Em Tragicomic, o fluxo de sonoridades cruas, beirando o Lo-Fi em “Impermanence” e “Death” desembocam em uma melodia espacial com vocais etéreos e beats às vezes tão frenéticos que aparentam prever a explosão cada vez mais próxima de uma bomba-relógio emocional. Os destroços colidem na bipolar “Humour”, única faixa gravada em um “live take” e também a escolhida para o primeiro videoclipe. Na sequência, chega a hora da melodia e das batidas ganharem contornos mais industriais, sujos. Depois, “Peace” chega delicada: é a aterrissagem após um voo turbulento

O voo turbulento, no entanto, parece não acabar no disco. Valesuchi está apreensiva com a situação política de sua terra natal que, neste momento, encontra-se afundada em uma onda de protestos contra os resultados degradantes que a privatização generalizada gerou no Chile. São as chagas da ditadura de Augusto Pinochet ainda expostas em uma sociedade regida pela mesma constituição escrita nos anos de chumbo. Uma das grandes queixas da população é a situação de miserabilidade os aposentados, por conta da previdência desestatizada. O Chile tem o maior índice de suicídios entre idosos, em função das más condições de sobrevivência na velhice.

Todo o processo de fazer música é uma ferramenta de autoconhecimento – Valesuchi

E o prenúncio deste cenário está começando a se desenhar no país que a DJ escolheu viver também. Sustentada pelos ideais ortodoxos neoliberais da Escola de Chicago, onde estudaram economistas chilenos e o atual ministro da economia brasileiro, Paulo Guedes, o modelo da reforma de previdência chilena está sendo seguido à risca pelo governo federal na estruturação da proposta de reforma das pensões no Brasil. Durante a entrevista com o Monkeybuzz, a artista falou a respeito da cena chilena e contextualizou a atual conjuntura política local.

O EP é intitulado “Tragicomic” e a imagem da sua mãe está na arte da capa. Por que você escolheu uma foto dela? É também alguma forma de homenagem?

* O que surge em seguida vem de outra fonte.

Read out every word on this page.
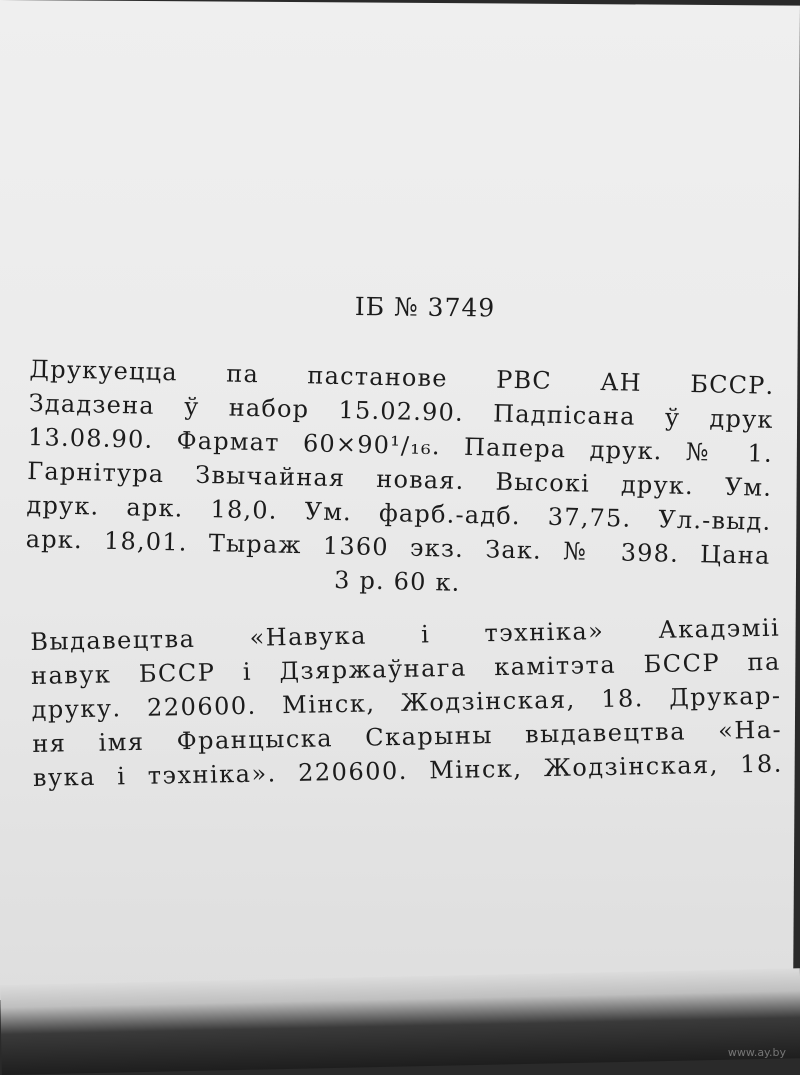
ІБ № 3749
Друкуецца па пастанове РВС АН БССР.
Здадзена ў набор 15.02.90. Падпісана ў друк
13.08.90. Фармат 60×90¹/₁₆. Папера друк. № 1.
Гарнітура Звычайная новая. Высокі друк. Ум.
друк. арк. 18,0. Ум. фарб.-адб. 37,75. Ул.-выд.
арк. 18,01. Тыраж 1360 экз. Зак. № 398. Цана
3 р. 60 к.
Выдавецтва «Навука і тэхніка» Акадэміі
навук БССР і Дзяржаўнага камітэта БССР па
друку. 220600. Мінск, Жодзінская, 18. Друкар-
ня імя Францыска Скарыны выдавецтва «На-
вука і тэхніка». 220600. Мінск, Жодзінская, 18.
www.ay.by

O nome “tragicômico” é um conceito complexo e interessante, representante de várias coisas e que se aplica a muitas situações dentro da minha pesquisa, como a verdade e a contradição intrínsecas à palavra. Conversamos com a Katy Kakubo sobre a arte. Eu queria que tivesse imagens da minha família e da relação com minha mãe. Não só com minha mãe, mas acabou sendo ela porque a foto é muito boa. Esse momento pretendia ser o de uma foto incrível, mas minha mãe está comendo com os olhos um pouco fechados, é daquelas fotos meio “erro”. Acho tragicômico guardar um momento meio ruim. Tem essa coisa da foto analógica, não dá para ver a foto antes. É toda uma ilusão: “Ai, que maravilhoso esse momento, vamos lembrar, e, “urgh, a foto ficou meio estranha”.

Minha mãe é maravilhosa. Mas, é muito contraditória a forma em que a relação com a mãe se altera nas etapas da vida. Quando você nasceu, sua mãe era tudo, e você depende 100% dela. Depois, você vira adolescente. Eu, pessoalmente, tive muitos problemas com minha mãe, lógicos e naturais de uma adolescente e mulher que tem uma mãe superprotetora. Agora, ela é a pessoa que eu mais amo e admiro. É minha ídola! Obviamente, é uma homenagem. Tragicômico é isso. Eu já dei várias dores de cabeça para ela (risos).

A mixagem foi no estúdio da Panal Records? Como você e Elias Deepman se conheceram e resolveram trabalhar juntos?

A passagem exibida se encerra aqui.